Only 14.4% of US adults 60 and older were reported to have gotten the vaccine in 2010 but that has increased from 10% in 2009, according to the CDC.
Every year, 1 million Americans are diagnosed with shingles but only half of them are over 60. About 1 in 10 people, who had chicken pox as a kid will get shingles when they are adults, say doctors at Brown university health education. Nearby grocery and drug stores offer daily or weekly shingles vaccinations for adults.
While shingles isn’t as contagious as chicken pox, it can be spread to someone through direct contact with the virus particles from the rash. And though the rash will disappear eventually without a scar, it’s more serious if the rash spreads to your face, near eyes or ears. This could become serious and cause a nerve condition much like paralysis that could last months to years.
Catching it as soon as you notice it is key. The doctor prescribes antiviral medication and within a few days, it is healed. But past about 72 hours, and any medication becomes ineffective. So if you’re like me, thinking it was a common skin irritation brought on by extreme sun or a new detergent, try thinking again and save yourselves suffering for a few weeks. It then becomes a waiting game much like chicken pox was as a kid; the same sense of helplessness lying in bed, covered in calamine lotion, full of painkillers, with family members keeping you from itching.
The weeks of itching, burning, tingling or numbness that came from the rash wasn’t the prominent affect that stifled my life’s routine and kept me stagnant from work or school. It was shingle’s symptoms of incredible exhaustion, chills, fever and headache that kept me in bed and ironically caused all of the hard work I had stressed over the week prior, which had brought on the shingles, to become meaningless and put me behind.
With tests, research papers, additional jobs and a dozen other extracurricular commitments and responsibilities, sometimes sleep doesn’t seem like an option for college students. You may be getting it all done and not suffering any mental or emotional stress, but your body is taking the toll.
Visit Campus Health to get checked out or for treatment
- Relax where you are – close your eyes, breathe deeply and slowly. Visualize yourself in a pleasant setting, perhaps watching a beautiful sunrise or sitting on a beach.
- Take a break – get some exercise or fresh air, or go somewhere private to yell or cry.
- Ask yourself whether it’s worth being upset over the situation. Often, you can choose to stay calm and ignore it.
- Eat a nutritious, well-balanced diet – your body will need those extra vitamins and minerals. Eat at least three meals each day; and moderate your intake of fat, sugar, alcohol and caffeine.
- Get plenty of sleep and try to make your sleeping patterns as regular as possible.
- Exercise! After sitting in the library or at your desk for long periods of time, exercise will give you that extra boost of energy and liveliness.
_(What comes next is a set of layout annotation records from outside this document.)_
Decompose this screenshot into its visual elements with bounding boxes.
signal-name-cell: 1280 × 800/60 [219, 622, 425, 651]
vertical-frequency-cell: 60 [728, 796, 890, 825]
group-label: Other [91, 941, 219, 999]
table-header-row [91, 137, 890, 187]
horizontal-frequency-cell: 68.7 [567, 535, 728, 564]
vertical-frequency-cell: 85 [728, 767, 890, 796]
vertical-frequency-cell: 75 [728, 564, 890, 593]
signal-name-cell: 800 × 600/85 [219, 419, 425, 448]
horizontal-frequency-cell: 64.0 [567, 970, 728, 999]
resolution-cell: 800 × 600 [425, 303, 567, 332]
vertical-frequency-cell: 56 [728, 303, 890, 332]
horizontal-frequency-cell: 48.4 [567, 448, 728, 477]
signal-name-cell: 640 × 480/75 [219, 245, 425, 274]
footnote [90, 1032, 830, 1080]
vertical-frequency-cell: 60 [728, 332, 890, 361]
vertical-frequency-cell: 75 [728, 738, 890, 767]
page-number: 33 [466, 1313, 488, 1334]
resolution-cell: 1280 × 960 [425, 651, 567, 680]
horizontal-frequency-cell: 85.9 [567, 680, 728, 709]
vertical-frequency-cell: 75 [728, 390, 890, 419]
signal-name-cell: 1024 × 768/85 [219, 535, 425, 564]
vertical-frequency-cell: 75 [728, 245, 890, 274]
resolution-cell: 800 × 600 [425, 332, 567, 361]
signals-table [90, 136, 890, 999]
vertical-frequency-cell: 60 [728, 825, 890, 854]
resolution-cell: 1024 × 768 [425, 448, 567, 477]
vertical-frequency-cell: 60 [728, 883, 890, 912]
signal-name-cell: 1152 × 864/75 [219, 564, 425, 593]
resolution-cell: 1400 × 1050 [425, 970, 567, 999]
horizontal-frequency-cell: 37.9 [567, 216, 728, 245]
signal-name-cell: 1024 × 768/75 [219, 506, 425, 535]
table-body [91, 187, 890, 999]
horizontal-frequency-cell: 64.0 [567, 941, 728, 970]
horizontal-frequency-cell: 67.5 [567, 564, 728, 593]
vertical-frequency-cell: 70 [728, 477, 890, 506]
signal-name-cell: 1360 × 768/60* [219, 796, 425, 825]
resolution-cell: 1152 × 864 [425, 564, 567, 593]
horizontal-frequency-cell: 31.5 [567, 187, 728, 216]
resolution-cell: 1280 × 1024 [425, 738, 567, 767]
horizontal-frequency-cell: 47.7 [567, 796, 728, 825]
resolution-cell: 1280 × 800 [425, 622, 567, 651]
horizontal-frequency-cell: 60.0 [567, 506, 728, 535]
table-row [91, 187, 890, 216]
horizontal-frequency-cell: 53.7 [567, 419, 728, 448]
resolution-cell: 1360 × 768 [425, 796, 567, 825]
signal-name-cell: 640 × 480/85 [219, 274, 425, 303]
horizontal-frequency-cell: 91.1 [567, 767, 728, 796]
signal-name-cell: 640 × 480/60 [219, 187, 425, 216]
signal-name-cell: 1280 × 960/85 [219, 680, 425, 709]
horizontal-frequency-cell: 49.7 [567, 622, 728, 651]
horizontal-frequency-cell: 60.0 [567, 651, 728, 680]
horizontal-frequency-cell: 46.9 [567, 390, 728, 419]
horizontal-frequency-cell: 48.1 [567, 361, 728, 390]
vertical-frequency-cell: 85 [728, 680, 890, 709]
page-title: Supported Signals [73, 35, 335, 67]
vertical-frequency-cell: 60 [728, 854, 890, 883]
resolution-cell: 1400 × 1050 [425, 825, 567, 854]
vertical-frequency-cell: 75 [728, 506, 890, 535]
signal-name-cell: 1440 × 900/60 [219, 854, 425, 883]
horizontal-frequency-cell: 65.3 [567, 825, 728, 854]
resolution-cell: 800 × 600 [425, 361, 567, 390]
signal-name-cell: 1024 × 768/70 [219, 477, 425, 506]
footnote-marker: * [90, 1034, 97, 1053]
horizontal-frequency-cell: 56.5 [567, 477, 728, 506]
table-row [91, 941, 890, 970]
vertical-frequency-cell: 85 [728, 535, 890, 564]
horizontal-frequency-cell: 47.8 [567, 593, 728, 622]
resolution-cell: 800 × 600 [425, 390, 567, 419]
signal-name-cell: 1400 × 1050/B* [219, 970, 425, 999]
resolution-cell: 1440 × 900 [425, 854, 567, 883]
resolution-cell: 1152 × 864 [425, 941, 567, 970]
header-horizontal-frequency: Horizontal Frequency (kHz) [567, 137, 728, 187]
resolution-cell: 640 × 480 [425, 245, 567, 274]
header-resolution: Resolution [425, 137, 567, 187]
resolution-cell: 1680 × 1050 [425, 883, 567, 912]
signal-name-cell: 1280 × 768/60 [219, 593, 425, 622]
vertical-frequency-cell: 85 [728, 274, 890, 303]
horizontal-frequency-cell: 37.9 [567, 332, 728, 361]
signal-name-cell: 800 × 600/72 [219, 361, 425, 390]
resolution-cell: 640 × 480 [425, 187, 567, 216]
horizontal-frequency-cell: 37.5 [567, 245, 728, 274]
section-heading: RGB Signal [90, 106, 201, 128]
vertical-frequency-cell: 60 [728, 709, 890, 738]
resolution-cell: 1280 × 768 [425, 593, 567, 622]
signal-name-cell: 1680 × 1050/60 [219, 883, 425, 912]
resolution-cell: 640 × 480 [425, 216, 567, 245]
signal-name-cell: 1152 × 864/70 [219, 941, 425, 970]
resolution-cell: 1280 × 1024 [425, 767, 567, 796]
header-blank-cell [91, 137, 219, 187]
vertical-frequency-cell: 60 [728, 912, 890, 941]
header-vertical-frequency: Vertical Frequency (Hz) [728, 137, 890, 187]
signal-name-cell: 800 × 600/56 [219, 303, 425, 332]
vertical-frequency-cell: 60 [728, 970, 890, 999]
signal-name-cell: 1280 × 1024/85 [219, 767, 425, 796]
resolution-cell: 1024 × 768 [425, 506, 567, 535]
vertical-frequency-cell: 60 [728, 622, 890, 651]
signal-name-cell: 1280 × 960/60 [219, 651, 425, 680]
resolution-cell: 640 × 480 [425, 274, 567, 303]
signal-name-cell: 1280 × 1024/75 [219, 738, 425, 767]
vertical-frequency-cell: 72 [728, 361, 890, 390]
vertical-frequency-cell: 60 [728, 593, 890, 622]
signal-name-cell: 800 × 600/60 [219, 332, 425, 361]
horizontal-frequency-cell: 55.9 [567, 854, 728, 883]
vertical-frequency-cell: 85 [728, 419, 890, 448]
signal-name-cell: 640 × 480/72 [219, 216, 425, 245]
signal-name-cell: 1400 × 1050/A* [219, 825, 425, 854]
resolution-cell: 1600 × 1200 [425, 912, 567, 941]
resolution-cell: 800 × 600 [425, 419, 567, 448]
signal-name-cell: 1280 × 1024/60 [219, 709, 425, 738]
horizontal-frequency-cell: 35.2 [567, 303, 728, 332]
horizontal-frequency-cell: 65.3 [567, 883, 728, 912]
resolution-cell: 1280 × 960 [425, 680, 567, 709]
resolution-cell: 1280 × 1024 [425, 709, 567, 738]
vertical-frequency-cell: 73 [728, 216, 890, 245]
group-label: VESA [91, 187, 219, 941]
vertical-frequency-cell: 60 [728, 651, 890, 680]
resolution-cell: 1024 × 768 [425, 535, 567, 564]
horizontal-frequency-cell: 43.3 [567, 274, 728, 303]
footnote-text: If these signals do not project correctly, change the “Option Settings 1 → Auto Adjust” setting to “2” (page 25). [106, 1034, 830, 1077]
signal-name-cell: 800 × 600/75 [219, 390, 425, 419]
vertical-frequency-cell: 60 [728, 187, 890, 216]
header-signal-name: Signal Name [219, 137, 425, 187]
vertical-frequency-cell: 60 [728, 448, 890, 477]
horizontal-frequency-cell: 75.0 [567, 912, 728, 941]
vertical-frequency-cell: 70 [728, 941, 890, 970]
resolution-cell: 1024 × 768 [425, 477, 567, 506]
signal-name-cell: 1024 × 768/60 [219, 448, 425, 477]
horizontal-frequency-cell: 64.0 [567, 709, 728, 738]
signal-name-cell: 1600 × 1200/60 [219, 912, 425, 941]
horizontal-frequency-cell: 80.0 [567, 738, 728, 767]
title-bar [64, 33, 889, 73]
- Practice some relaxation techniques:
- Do Diaphragmatic breathing – close your eyes; breathe in and out slowly and completely; placing your hands on your abdomen, concentrate on it expanding as you breathe in and contracting as you breathe out.
- Laughter – proven to have a physiological calming effect; encourage laughter by reading a funny book, watching a comedy on TV or at the movies, joking with friends, etcetera.
- Massage therapy – visit the Campus Health Service to make an appointment with the massage therapist.
- Make time for personal time. Doing an activity that you enjoy will improve your mood and will help you return to your studies feeling refreshed and relaxed.